Один из друзей Лени сказал ей, что все ее киноматериалы и бренные пожитки увезены в Париж. «Я подумала, что сойду с ума, — писала она впоследствии. — Мне казалось, что разрушен труд всей моей жизни». Уже два года как кончилась война — а по-прежнему не было перспективы праведного суда, несмотря на то что на все ее сбережения был наложен арест, а ее права и свободы попраны. Под воздействием такого напряжения распались ее отношения с Петером, и она начала процесс развода. В это время ее терзала жестокая депрессия, и она решила обратиться за помощью к врачам. Она думала, что ее отправят в санаторий, и была шокирована, увидев, что ее по приказу военного правительства под охраной везут в спецучреждение закрытого типа, короче говоря, в психушку. Там она пробыла три месяца, подвергаясь принудительной электрошоковой терапии.
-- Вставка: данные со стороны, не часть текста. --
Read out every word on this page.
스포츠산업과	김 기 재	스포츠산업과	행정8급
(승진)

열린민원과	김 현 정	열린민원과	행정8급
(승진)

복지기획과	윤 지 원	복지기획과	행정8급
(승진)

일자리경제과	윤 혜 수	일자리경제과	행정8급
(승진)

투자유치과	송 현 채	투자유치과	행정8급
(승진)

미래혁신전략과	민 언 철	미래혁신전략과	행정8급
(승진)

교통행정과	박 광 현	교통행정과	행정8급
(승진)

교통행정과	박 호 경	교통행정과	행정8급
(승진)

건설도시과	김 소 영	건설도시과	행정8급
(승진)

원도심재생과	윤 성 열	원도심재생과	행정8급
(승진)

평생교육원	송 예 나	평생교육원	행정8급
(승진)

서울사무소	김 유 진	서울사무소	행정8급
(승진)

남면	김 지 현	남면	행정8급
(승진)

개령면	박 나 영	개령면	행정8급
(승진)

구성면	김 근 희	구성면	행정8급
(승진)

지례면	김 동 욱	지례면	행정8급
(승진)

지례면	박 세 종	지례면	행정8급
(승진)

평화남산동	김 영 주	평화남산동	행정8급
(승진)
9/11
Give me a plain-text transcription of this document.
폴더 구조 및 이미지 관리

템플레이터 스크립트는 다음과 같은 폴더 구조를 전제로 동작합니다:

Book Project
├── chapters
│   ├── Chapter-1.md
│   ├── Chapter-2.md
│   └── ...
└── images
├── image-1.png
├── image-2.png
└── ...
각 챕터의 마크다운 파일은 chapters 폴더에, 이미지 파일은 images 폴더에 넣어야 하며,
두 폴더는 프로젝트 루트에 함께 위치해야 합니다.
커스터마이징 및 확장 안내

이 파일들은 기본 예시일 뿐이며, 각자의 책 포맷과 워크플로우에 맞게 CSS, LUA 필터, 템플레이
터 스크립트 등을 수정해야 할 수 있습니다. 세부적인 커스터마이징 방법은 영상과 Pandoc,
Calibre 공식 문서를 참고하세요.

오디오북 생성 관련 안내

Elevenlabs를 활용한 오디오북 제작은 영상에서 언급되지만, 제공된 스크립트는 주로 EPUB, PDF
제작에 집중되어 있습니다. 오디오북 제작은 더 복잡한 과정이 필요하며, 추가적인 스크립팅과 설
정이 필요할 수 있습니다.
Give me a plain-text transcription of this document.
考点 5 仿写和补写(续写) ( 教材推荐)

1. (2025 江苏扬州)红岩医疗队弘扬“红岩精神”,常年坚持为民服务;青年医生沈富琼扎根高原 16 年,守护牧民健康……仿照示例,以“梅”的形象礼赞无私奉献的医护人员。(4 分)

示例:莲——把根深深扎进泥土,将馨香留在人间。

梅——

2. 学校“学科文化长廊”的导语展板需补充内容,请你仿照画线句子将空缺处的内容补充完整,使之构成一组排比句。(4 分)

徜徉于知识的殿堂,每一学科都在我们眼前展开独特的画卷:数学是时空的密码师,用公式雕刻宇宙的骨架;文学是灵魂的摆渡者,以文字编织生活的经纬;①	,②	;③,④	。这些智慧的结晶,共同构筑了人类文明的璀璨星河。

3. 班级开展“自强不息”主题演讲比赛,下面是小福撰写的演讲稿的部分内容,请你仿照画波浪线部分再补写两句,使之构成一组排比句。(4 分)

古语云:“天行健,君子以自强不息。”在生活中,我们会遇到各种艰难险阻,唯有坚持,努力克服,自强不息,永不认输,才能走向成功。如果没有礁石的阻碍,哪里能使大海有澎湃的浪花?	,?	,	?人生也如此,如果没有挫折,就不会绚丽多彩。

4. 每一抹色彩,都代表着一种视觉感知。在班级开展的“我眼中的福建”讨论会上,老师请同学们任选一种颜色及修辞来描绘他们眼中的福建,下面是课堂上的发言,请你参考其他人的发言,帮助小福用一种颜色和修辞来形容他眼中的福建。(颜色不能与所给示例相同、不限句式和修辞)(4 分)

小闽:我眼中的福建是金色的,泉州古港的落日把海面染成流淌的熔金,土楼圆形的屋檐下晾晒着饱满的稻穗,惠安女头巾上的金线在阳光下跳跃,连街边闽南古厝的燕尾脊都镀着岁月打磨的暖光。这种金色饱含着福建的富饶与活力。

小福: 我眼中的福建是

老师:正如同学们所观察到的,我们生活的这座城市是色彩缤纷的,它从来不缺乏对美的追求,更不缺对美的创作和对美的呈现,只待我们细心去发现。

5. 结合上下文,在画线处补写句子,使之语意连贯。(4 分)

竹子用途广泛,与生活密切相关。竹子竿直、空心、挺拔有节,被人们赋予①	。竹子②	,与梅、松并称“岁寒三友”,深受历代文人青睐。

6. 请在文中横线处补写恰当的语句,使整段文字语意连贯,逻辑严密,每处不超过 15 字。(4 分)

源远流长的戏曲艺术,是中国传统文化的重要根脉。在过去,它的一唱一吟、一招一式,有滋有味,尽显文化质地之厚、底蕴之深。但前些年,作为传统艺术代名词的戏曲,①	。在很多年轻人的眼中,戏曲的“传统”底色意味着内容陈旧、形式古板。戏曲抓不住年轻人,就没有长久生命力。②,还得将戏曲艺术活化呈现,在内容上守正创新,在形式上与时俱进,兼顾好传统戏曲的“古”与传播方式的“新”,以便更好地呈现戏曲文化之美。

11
Лени мало что пишет в мемуарах об этом болезненном опыте своей жизни; упоминает только, что бракоразводный процесс шел в это время своим чередом. Выбитая из равновесия, находясь в состоянии стресса, она отчаянно нуждалась в помощи и отдыхе, но по сведениям, которые дошли до нее позже, она пришла к пониманию, что приказ о ее заточении в психушку был вызван главным образом стремлением властей в Париже остановить любое вмешательство с ее стороны, пока там колебались, в чьей же собственности должны находиться ее киноленты.
Наконец ее вернули к матери в Кёнигсфельд. Это был привлекательный курортный городишко среди густых лесов, с приветливым населением и богатой программой концертов и других культурных событий. Потекли куда более спокойные дни. Петер, который противился разводу, жил и работал в городе в нескольких милях от Кёнигсфельда, принося в дом деньги и по-прежнему надеясь на примирение. Мать Лени также считала, что паре лучше было бы воссоединиться; но Лени сопротивлялась, памятуя о прошлых изменах Петера.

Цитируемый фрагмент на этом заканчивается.